E foi, então, que neste exigente caminho da Cruz, em que queremos seguir-Te como discípulos, que recordámos outra Palavras Tua: “Vinde a Mim, todos os que estais cansados e oprimidos, que Eu hei-de aliviar-vos” (Mt 11,28). Afinal, se Te seguimos, és Tu que carregas a nossa cruz, Senhor! Convidas-nos a seguir-Te, porque queres reunir na Tua Cruz todo o sofrimento do mundo. Tu sabes que sem amarmos o nosso sofrimento, nunca nos uniremos completamente a Ti. Tu sabes que se não carregarmos, conTigo, todo o sofrimento dos nossos irmãos, nunca Te perceberemos a Ti. E ao ouvir de novo as Tuas Palavras de consolação e conforto, de promessa de nos ajudares a levar a nossa cruz, nós podemos seguir-Te, Senhor, queremos carregar todo o sofrimento do mundo, para que nenhuma cruz humana fique de fora deste cortejo da redenção. Nós hoje sabemos que em cada Eucaristia podemos oferecer, conTigo, essa mole gigantesca do sofrimento humano. Não o podemos evitar, mas podemos oferecê-lo e, oferecendo-o, revelar-lhe o sentido.

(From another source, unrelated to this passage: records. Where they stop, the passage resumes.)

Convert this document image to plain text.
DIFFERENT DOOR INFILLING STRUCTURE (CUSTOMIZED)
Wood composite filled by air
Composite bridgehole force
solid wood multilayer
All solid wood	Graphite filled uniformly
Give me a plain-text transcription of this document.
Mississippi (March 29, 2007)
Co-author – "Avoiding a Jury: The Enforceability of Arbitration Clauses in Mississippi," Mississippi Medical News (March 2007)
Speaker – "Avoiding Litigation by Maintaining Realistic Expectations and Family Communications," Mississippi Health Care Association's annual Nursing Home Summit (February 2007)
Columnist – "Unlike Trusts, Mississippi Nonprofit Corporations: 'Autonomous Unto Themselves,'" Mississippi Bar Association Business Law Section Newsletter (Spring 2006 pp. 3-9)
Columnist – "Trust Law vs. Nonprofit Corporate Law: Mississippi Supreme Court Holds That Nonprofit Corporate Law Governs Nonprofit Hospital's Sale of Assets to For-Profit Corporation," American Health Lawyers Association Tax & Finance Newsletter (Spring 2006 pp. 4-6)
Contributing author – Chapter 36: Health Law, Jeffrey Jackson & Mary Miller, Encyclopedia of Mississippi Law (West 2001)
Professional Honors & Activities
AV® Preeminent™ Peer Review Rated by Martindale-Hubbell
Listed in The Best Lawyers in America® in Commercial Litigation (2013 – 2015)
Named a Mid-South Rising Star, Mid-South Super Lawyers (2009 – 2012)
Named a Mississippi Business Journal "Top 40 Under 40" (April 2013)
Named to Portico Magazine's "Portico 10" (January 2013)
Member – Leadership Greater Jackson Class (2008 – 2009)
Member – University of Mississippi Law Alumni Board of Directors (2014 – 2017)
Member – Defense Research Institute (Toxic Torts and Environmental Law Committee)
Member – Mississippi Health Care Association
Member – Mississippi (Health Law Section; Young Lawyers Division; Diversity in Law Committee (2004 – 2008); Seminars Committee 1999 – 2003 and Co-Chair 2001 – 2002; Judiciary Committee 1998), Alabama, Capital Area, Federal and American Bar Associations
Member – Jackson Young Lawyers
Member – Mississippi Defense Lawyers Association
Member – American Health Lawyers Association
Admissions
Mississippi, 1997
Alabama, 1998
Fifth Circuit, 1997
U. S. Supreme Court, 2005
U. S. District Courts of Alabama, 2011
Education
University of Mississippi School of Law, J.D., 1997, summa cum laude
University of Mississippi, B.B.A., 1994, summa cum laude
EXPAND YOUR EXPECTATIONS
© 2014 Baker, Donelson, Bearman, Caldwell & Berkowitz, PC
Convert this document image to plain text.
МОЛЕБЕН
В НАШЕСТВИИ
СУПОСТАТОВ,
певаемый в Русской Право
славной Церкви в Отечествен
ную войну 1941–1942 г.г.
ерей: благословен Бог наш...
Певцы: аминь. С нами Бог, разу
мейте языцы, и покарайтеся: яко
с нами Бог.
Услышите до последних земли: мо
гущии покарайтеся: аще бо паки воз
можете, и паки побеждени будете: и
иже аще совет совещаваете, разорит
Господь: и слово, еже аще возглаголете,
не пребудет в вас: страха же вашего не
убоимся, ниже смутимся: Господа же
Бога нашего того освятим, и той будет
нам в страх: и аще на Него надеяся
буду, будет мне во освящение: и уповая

Afinal, Senhor, a nossa cruz é a Tua Cruz. Por isso hoje, nesta Liturgia, Te podemos seguir, na coragem de quem não renega o Teu caminho da Cruz, mas na tranquilidade confiante de quem o pode percorrer, na serenidade do silêncio da oração, abandonando todo o nosso ser à adoração da Tua Cruz; sentimos agora, que nesse silêncio adorante, abraçaremos o mundo.